I've recently read and I highly recommend the following four books. Each is different and satisfying. Each is hefty, which is satisfying in its own way—it always feels like something of a statement to travel with a hardback book that's hard to fit into an airplane carry-on bag.
The Case for God, by Karen Armstrong, is an ambitious historical survey of the way human beings have thought about God, beginning with the beautiful and mysterious cave drawings at Lascaux, France, that date from 12,000 to 30,000 BC. The book is scholarly but accessible. In the introduction Armstrong reports that readers have told her, "That book was really hard!" She says she wants to tell them, "Of course it was. It was about God." Armstrong comments on the neoatheist best sellers by Christopher Hitchens, Richard Dawkins and Sam Harris. None of these authors deals much with the age-old conversation and argument about God that has gone on within the religious community, but Armstrong reminds readers that scholars have been wrestling with ultimate issues for millennia. Her book has helped me with my own project this autumn: a sermon series titled "What the Bible Says and What We Believe About God."
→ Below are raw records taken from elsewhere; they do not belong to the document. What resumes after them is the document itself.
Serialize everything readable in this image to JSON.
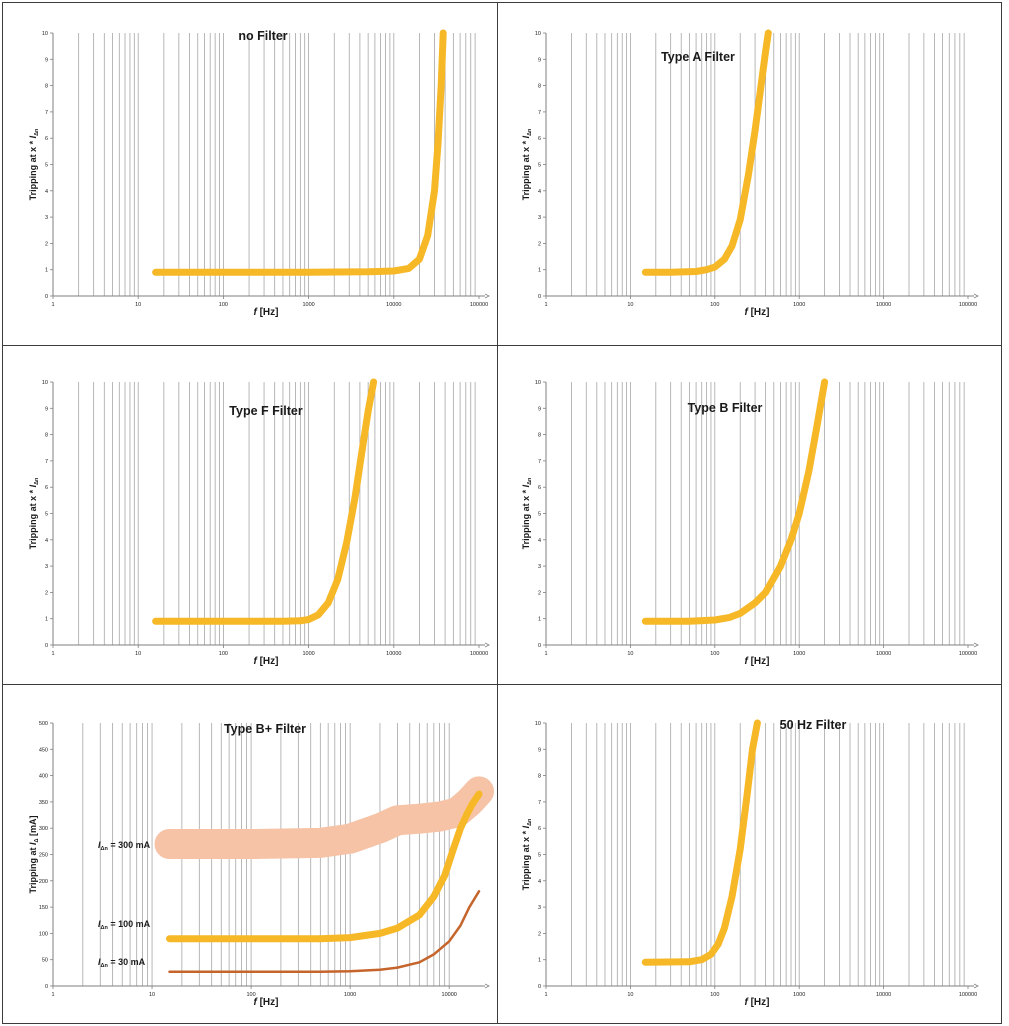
{
  "colors": {
    "grid": "#a6a6a6",
    "axis": "#7f7f7f",
    "curve": "#f6b827",
    "curve_300mA": "#f6c3a6",
    "curve_30mA": "#c5642b",
    "text": "#1a1a1a"
  },
  "chart_data": [
    {
      "type": "line",
      "title": "no Filter",
      "xlabel_symbol": "f",
      "xlabel_unit": "[Hz]",
      "ylabel": "Tripping at x * I",
      "ylabel_sub": "Δn",
      "x_scale": "log",
      "xlim": [
        1,
        100000
      ],
      "ylim": [
        0,
        10
      ],
      "x_ticks": [
        "1",
        "10",
        "100",
        "1000",
        "10000",
        "100000"
      ],
      "y_ticks": [
        "0",
        "1",
        "2",
        "3",
        "4",
        "5",
        "6",
        "7",
        "8",
        "9",
        "10"
      ],
      "grid": "vertical",
      "series": [
        {
          "weight": "thick",
          "color": "#f6b827",
          "x": [
            16,
            50,
            200,
            1000,
            5000,
            10000,
            15000,
            20000,
            25000,
            30000,
            33000,
            36000,
            38000
          ],
          "y": [
            0.9,
            0.9,
            0.9,
            0.9,
            0.92,
            0.95,
            1.05,
            1.4,
            2.3,
            4.0,
            5.8,
            8.0,
            10.0
          ]
        }
      ]
    },
    {
      "type": "line",
      "title": "Type A Filter",
      "xlabel_symbol": "f",
      "xlabel_unit": "[Hz]",
      "ylabel": "Tripping at x * I",
      "ylabel_sub": "Δn",
      "x_scale": "log",
      "xlim": [
        1,
        100000
      ],
      "ylim": [
        0,
        10
      ],
      "x_ticks": [
        "1",
        "10",
        "100",
        "1000",
        "10000",
        "100000"
      ],
      "y_ticks": [
        "0",
        "1",
        "2",
        "3",
        "4",
        "5",
        "6",
        "7",
        "8",
        "9",
        "10"
      ],
      "grid": "vertical",
      "series": [
        {
          "weight": "thick",
          "color": "#f6b827",
          "x": [
            15,
            30,
            60,
            80,
            100,
            130,
            160,
            200,
            250,
            300,
            350,
            400,
            430
          ],
          "y": [
            0.9,
            0.9,
            0.93,
            1.0,
            1.1,
            1.4,
            1.9,
            2.9,
            4.6,
            6.3,
            7.9,
            9.3,
            10.0
          ]
        }
      ]
    },
    {
      "type": "line",
      "title": "Type F Filter",
      "xlabel_symbol": "f",
      "xlabel_unit": "[Hz]",
      "ylabel": "Tripping at x * I",
      "ylabel_sub": "Δn",
      "x_scale": "log",
      "xlim": [
        1,
        100000
      ],
      "ylim": [
        0,
        10
      ],
      "x_ticks": [
        "1",
        "10",
        "100",
        "1000",
        "10000",
        "100000"
      ],
      "y_ticks": [
        "0",
        "1",
        "2",
        "3",
        "4",
        "5",
        "6",
        "7",
        "8",
        "9",
        "10"
      ],
      "grid": "vertical",
      "series": [
        {
          "weight": "thick",
          "color": "#f6b827",
          "x": [
            16,
            100,
            500,
            800,
            1000,
            1300,
            1700,
            2200,
            2800,
            3500,
            4200,
            5000,
            5800
          ],
          "y": [
            0.9,
            0.9,
            0.9,
            0.92,
            0.97,
            1.15,
            1.6,
            2.5,
            3.9,
            5.6,
            7.3,
            8.9,
            10.0
          ]
        }
      ]
    },
    {
      "type": "line",
      "title": "Type B Filter",
      "xlabel_symbol": "f",
      "xlabel_unit": "[Hz]",
      "ylabel": "Tripping at x * I",
      "ylabel_sub": "Δn",
      "x_scale": "log",
      "xlim": [
        1,
        100000
      ],
      "ylim": [
        0,
        10
      ],
      "x_ticks": [
        "1",
        "10",
        "100",
        "1000",
        "10000",
        "100000"
      ],
      "y_ticks": [
        "0",
        "1",
        "2",
        "3",
        "4",
        "5",
        "6",
        "7",
        "8",
        "9",
        "10"
      ],
      "grid": "vertical",
      "series": [
        {
          "weight": "thick",
          "color": "#f6b827",
          "x": [
            15,
            50,
            100,
            150,
            200,
            300,
            400,
            600,
            800,
            1000,
            1300,
            1600,
            2000
          ],
          "y": [
            0.9,
            0.9,
            0.95,
            1.05,
            1.2,
            1.6,
            2.0,
            3.0,
            4.0,
            5.0,
            6.6,
            8.2,
            10.0
          ]
        }
      ]
    },
    {
      "type": "line",
      "title": "Type B+ Filter",
      "xlabel_symbol": "f",
      "xlabel_unit": "[Hz]",
      "ylabel": "Tripping at I",
      "ylabel_sub": "Δ",
      "ylabel_unit": "[mA]",
      "x_scale": "log",
      "xlim": [
        1,
        20000
      ],
      "ylim": [
        0,
        500
      ],
      "x_ticks": [
        "1",
        "10",
        "100",
        "1000",
        "10000"
      ],
      "y_ticks": [
        "0",
        "50",
        "100",
        "150",
        "200",
        "250",
        "300",
        "350",
        "400",
        "450",
        "500"
      ],
      "grid": "vertical",
      "series": [
        {
          "name_sym": "I",
          "name_sub": "Δn",
          "name": "= 300 mA",
          "weight": "band",
          "color": "#f6c3a6",
          "x": [
            15,
            100,
            500,
            1000,
            2000,
            3000,
            5000,
            8000,
            12000,
            16000,
            20000
          ],
          "y": [
            270,
            270,
            272,
            280,
            300,
            315,
            318,
            322,
            330,
            350,
            370
          ]
        },
        {
          "name_sym": "I",
          "name_sub": "Δn",
          "name": "= 100 mA",
          "weight": "thick",
          "color": "#f6b827",
          "x": [
            15,
            100,
            500,
            1000,
            2000,
            3000,
            5000,
            7000,
            9000,
            11000,
            13000,
            15000,
            17000,
            20000
          ],
          "y": [
            90,
            90,
            90,
            92,
            100,
            110,
            135,
            170,
            210,
            260,
            300,
            325,
            345,
            365
          ]
        },
        {
          "name_sym": "I",
          "name_sub": "Δn",
          "name": "= 30 mA",
          "weight": "thin",
          "color": "#c5642b",
          "x": [
            15,
            100,
            500,
            1000,
            2000,
            3000,
            5000,
            7000,
            10000,
            13000,
            16000,
            20000
          ],
          "y": [
            27,
            27,
            27,
            28,
            31,
            35,
            45,
            60,
            85,
            115,
            150,
            180
          ]
        }
      ]
    },
    {
      "type": "line",
      "title": "50 Hz Filter",
      "xlabel_symbol": "f",
      "xlabel_unit": "[Hz]",
      "ylabel": "Tripping at x * I",
      "ylabel_sub": "Δn",
      "x_scale": "log",
      "xlim": [
        1,
        100000
      ],
      "ylim": [
        0,
        10
      ],
      "x_ticks": [
        "1",
        "10",
        "100",
        "1000",
        "10000",
        "100000"
      ],
      "y_ticks": [
        "0",
        "1",
        "2",
        "3",
        "4",
        "5",
        "6",
        "7",
        "8",
        "9",
        "10"
      ],
      "grid": "vertical",
      "series": [
        {
          "weight": "thick",
          "color": "#f6b827",
          "x": [
            15,
            50,
            70,
            90,
            110,
            130,
            160,
            200,
            240,
            280,
            320
          ],
          "y": [
            0.9,
            0.92,
            1.0,
            1.2,
            1.6,
            2.2,
            3.4,
            5.2,
            7.2,
            9.0,
            10.0
          ]
        }
      ]
    }
  ]
}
I read Jonathan Franzen's Freedom, partly because I enjoyed The Corrections so much and partly because I think a preacher ought to know about what everybody is reading. This big, engaging story touches on many of the social issues of our time. (See Rodney Clapp's review in the November 2 Century, "Free for what?") Franzen's characters, I thought as I read, don't have enough important things to do. Even the attempt to save a songbird from extinction becomes compromised. I kept wishing they'd all pack up and go to church some Sunday morning and volunteer in a homeless shelter or sign up for a mission trip.
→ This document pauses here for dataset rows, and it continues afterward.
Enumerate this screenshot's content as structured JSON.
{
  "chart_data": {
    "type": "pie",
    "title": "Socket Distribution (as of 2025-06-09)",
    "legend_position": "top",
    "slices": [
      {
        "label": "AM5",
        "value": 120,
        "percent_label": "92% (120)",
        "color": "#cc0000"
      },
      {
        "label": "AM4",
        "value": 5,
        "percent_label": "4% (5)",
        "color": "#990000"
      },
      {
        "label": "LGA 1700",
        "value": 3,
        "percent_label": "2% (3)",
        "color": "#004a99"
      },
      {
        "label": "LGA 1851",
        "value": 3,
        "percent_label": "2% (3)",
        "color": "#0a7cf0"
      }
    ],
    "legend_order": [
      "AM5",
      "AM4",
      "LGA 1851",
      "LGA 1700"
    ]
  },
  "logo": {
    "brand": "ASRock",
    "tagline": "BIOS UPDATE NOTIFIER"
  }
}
American Grace: How Religion Divides and Unites Us, by Robert Putnam and David Campbell, is based on a host of data. The charts and graphs make us narrative types dizzy, but it's an important book. America manages to be devout and diverse and still quite tolerant, say the authors, mostly because most Americans know or are related to a person of a different religious faith. The authors call this the Aunt Susan principle: dear old Aunt Susan may be of a different religion, but surely she's going to heaven. The book says mainline membership loss is related to a shock—the cultural upheaval of the 1960s—and to two aftershocks—the rise of the religious right and the dismissal of religion by a generation in response to the religious right's judgmentalism. My children remind me of this every time the subject of my denomination's position on sexual orientation comes up: "Dad, are you still talking about that? Don't you know that the world has moved on?"
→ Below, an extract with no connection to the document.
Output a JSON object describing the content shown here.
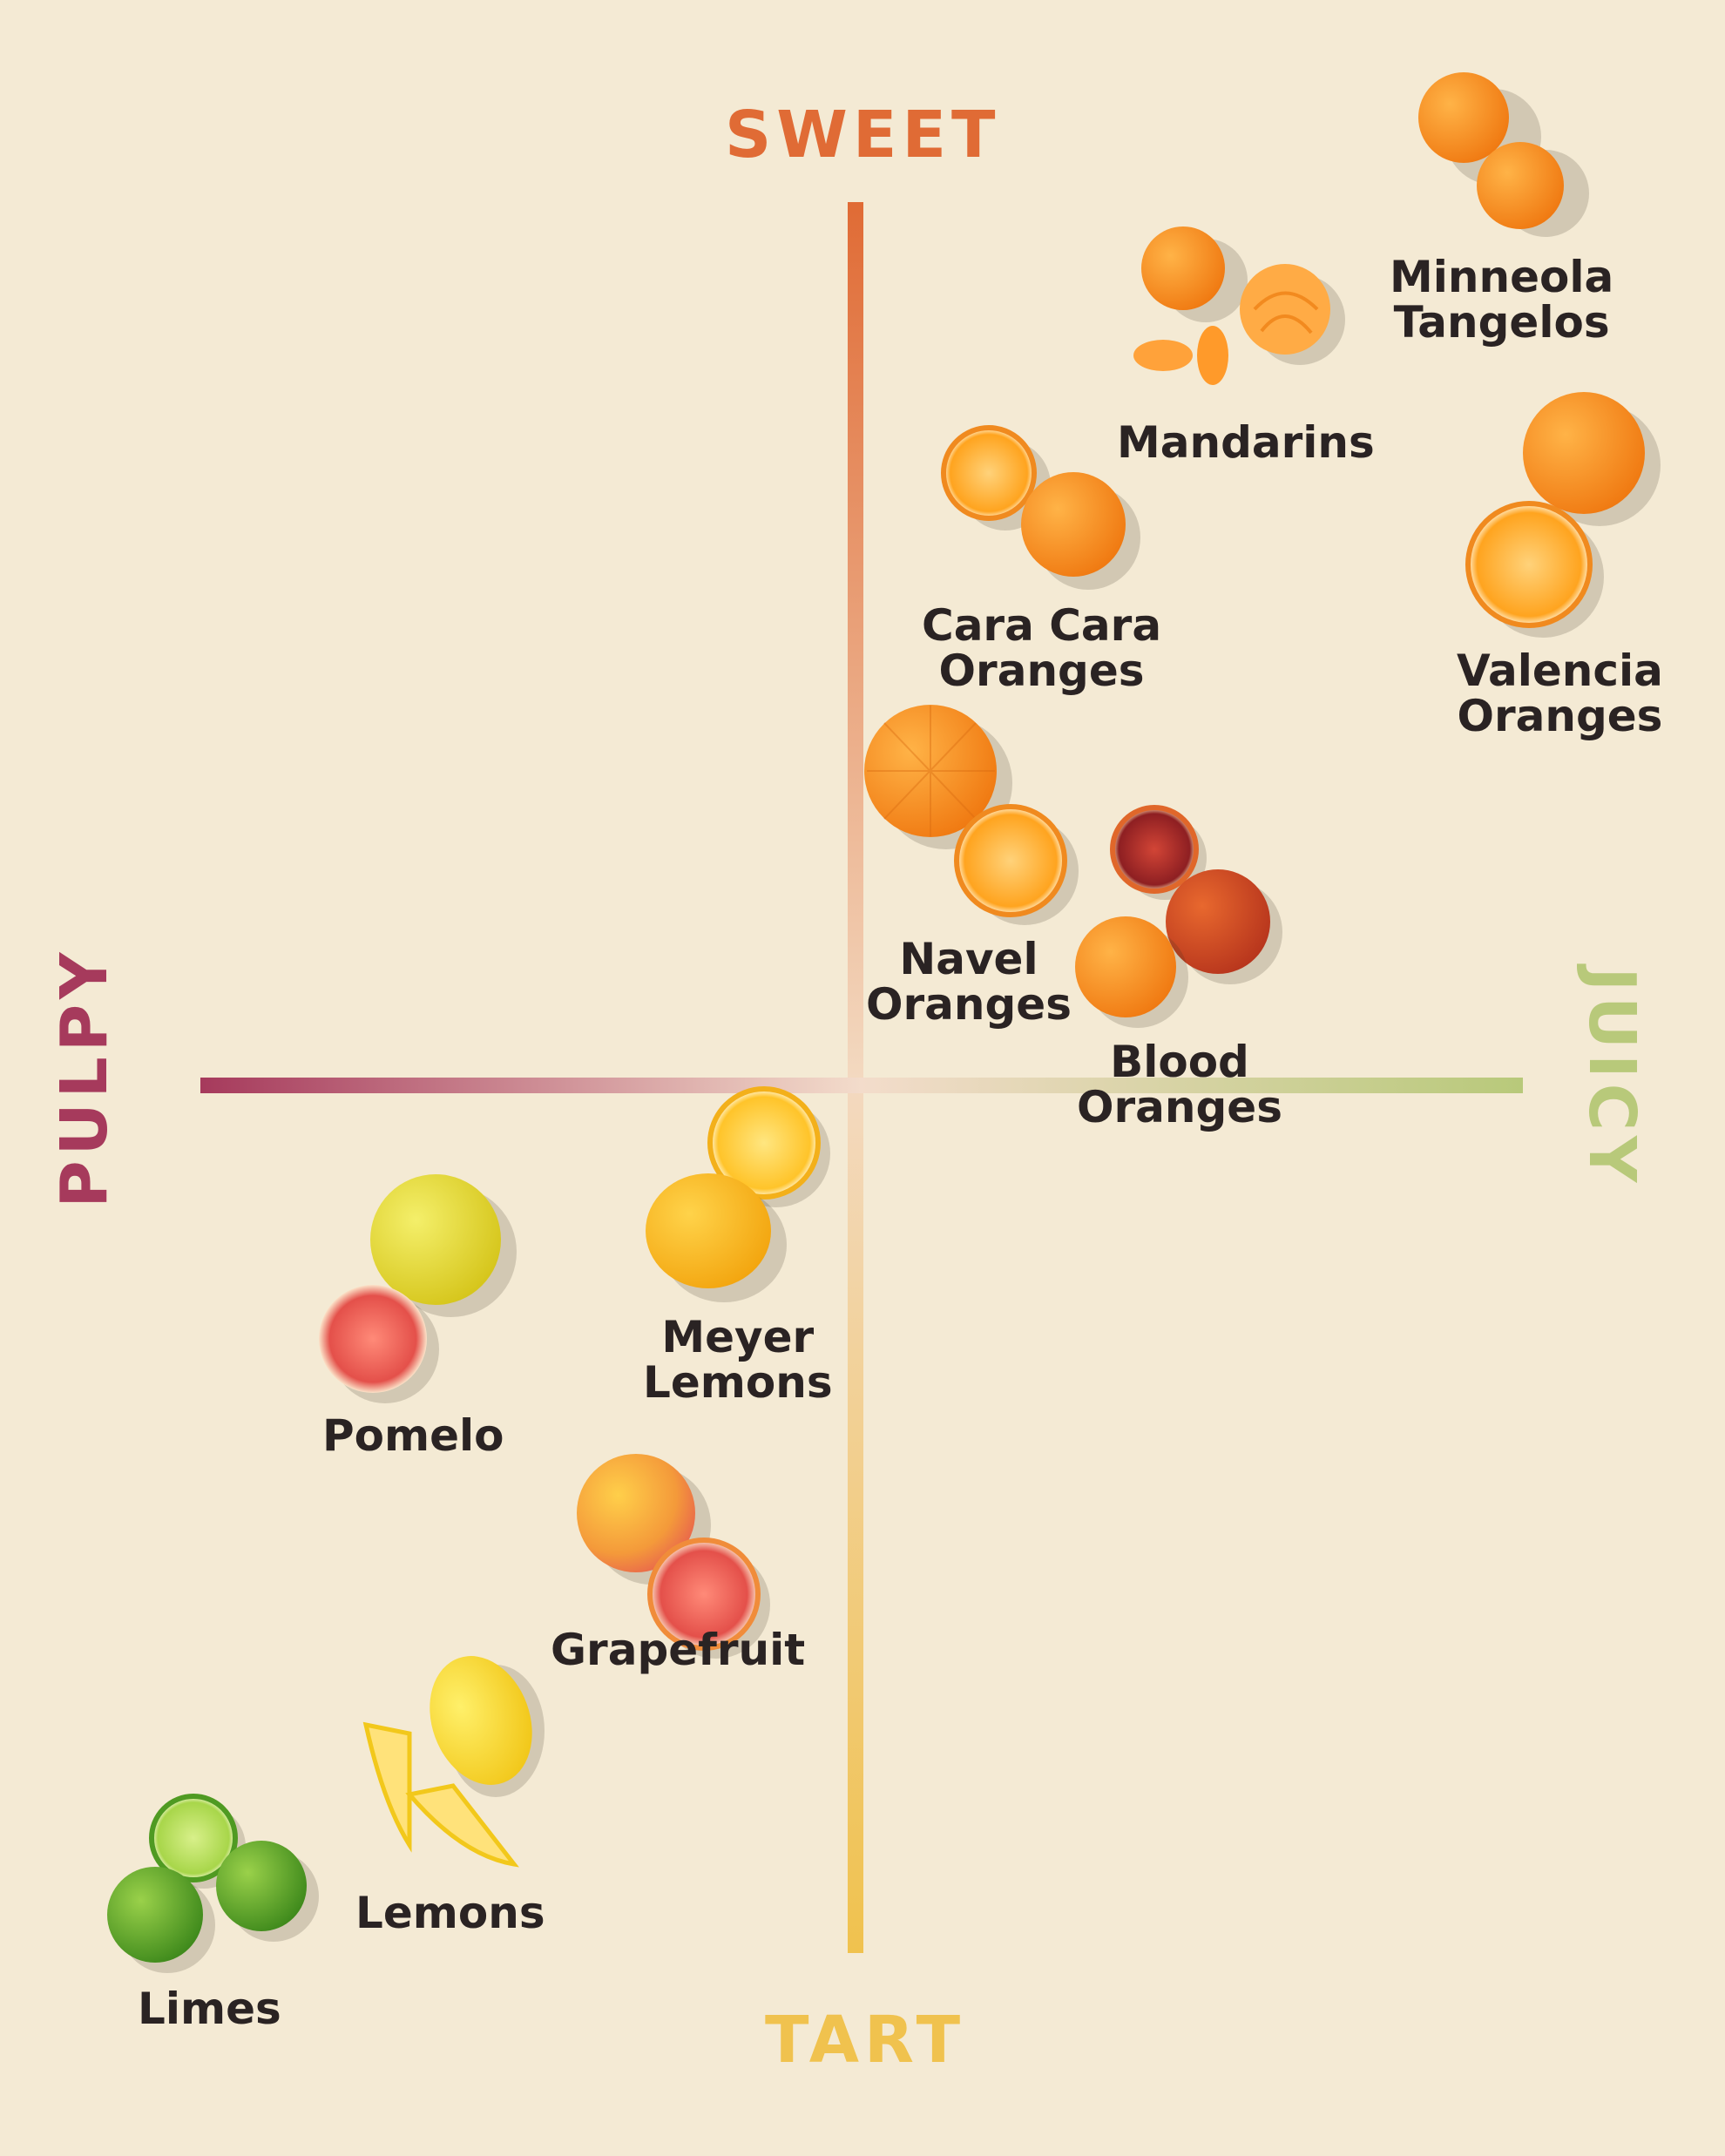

For sheer pleasure and a little nostalgia, I read James S. Hirsch's Willie Mays: The Life, the Legend. Some believe Mays was the best all-around athlete ever to play baseball. The book is about a time when baseball players were paid modest salaries and stayed with the same team for years. For those of us who live in Chicago, where neither baseball team made it to the postseason, Willie Mays reminds us of the excitement that baseball continues to provide. The team Mays played for the longest, the Giants (both New York and San Francisco), just won the World Series in five well-played games against the Texas Rangers. It is the first Series victory for the Giants since Mays's 1954 team beat the Cleveland Indians at New York's Polo Grounds. Of course, that statistic does nothing for Cubs fans, who are facing the prospect of 102 years without a championship.